I recall coming across an early discussion of this general phenomenon about 12 years ago when RFID technology first began to offer the promise of cost-efficient data streams and intelligence-gathering from machines.
While many big retailers, consumer-packaged-goods companies, and logistics companies initially expressed great interest in RFID technologies, their immediate concern was how in the world would they ever be able to manage the unprecedently massive streams of data emanating from these new networks of things.
Imagine that possibility cranked up exponentially as everything from mobile phones to shoes to cars and household appliances, from pets to smart meters to clothing and surgical devices, from heavy industrial equipment to security devices to assembly lines become stuffed with intelligence and begin spewing out digital records of what they’re doing, seeing, sensing, and shipping.
In commissioning its study about how businesses can take full advantage of this dynamic new world, Oracle sought to shed some light on the requirements for turning machine-to-machine raw data into actionable intelligence, along with an eye toward how those demands might shift over time.
Beecham Research found that because most early adopters of M2M technologies and solutions are looking to create new services built on these new data streams, top-priority initiatives have to be end-to-end security that ranges from the device all the way through to the data center and the end-consumer of the data; and, the need for these massive flows of data to be integreated fully with existing IT systems in ways that allow the data to be analyzed and transformed into business insights.
As a result, the study says, companies should pursue these initiatives with an eye toward launching innovative products and services:
“Although data storage requirements for M2M solutions have often not been huge in the past, this is changing with very large volumes of data expected in the future. In addition, insight from real-time intelligence can open up a whole new world of solutions.”
Along the way, the M2M movement is expected to join forces with another disruptive force in the IT world: cloud computing.

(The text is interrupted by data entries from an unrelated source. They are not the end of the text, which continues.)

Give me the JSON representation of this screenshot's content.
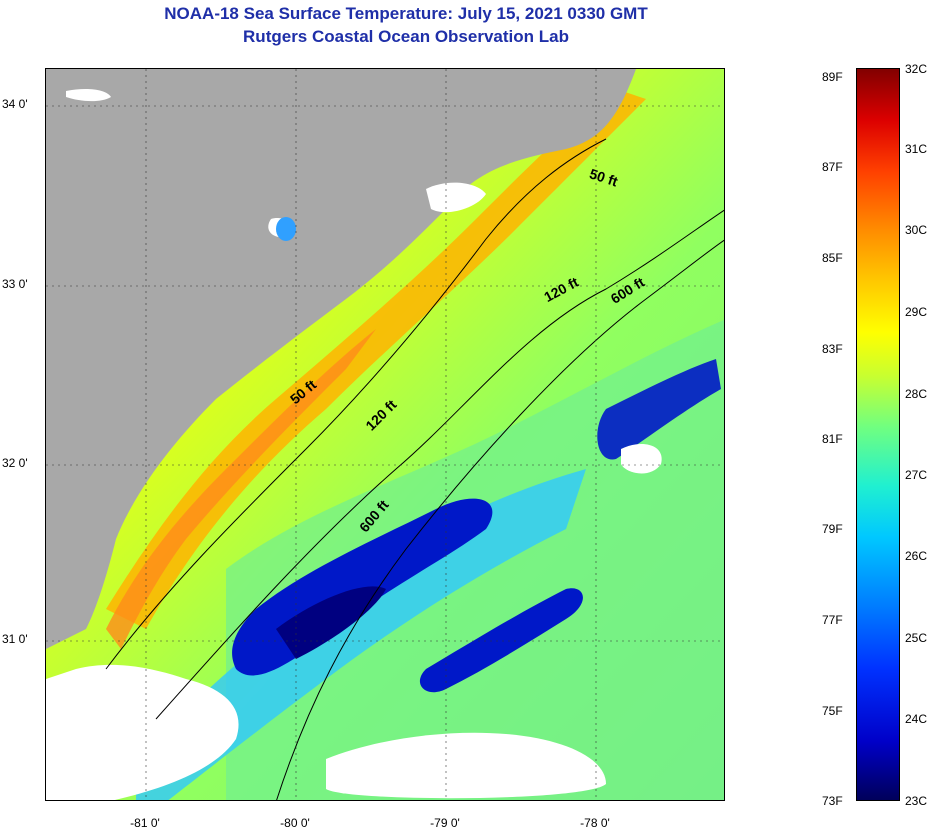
{
  "header": {
    "title": "NOAA-18 Sea Surface Temperature:  July 15, 2021 0330 GMT",
    "subtitle": "Rutgers Coastal Ocean Observation Lab"
  },
  "map": {
    "lat_ticks": [
      "34 0'",
      "33 0'",
      "32 0'",
      "31 0'"
    ],
    "lon_ticks": [
      "-81 0'",
      "-80 0'",
      "-79 0'",
      "-78 0'"
    ],
    "contour_labels": [
      {
        "text": "50 ft",
        "id": "contour-50-north"
      },
      {
        "text": "120 ft",
        "id": "contour-120-north"
      },
      {
        "text": "600 ft",
        "id": "contour-600-north"
      },
      {
        "text": "50 ft",
        "id": "contour-50-south"
      },
      {
        "text": "120 ft",
        "id": "contour-120-south"
      },
      {
        "text": "600 ft",
        "id": "contour-600-south"
      }
    ],
    "colors": {
      "land": "#a8a8a8",
      "cloud": "#ffffff",
      "warm": "#ff8c1a",
      "mid": "#c8ff30",
      "cool": "#30d8e8",
      "cold": "#0018c8",
      "deep": "#000080"
    }
  },
  "colorbar": {
    "fahrenheit": [
      "89F",
      "87F",
      "85F",
      "83F",
      "81F",
      "79F",
      "77F",
      "75F",
      "73F"
    ],
    "celsius": [
      "32C",
      "31C",
      "30C",
      "29C",
      "28C",
      "27C",
      "26C",
      "25C",
      "24C",
      "23C"
    ]
  }
}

Survey respondents from around the world said that “Leveraging the cloud was noted as key in M2M projects, as it greatly reduces the cost and complexity of delivering M2M solutions,” Oracle said. “In fact, 90 percent of respondents noted the cloud as being ‘vitally important’ to M2M initiatives.”
Tech companies hoping to play a role in this dynamic new field will have to determine whether they want to be niche players that require extensive integration with other vendors’ equipment, or if they want to try to play a broader role that allows customers to focus more on business outcomes and less on cobbling together various point solutions.
Oracle’s strategy is to be an end-to-end player so that customers can “capitalize on new business models that are enabled by the pervasion of connected devices,” said Oracle senior vice-president Chris Baker in a statement .
“From Java on the devices to Oracle Engineered Systems in the datacenter, Oracle’s end-to-end M2M platform can simplify the process of collecting, storing, managing and analyzing the data collected by connected devices, while minimizing storage costs and helping ensure the integrity and security of data,” Baker said.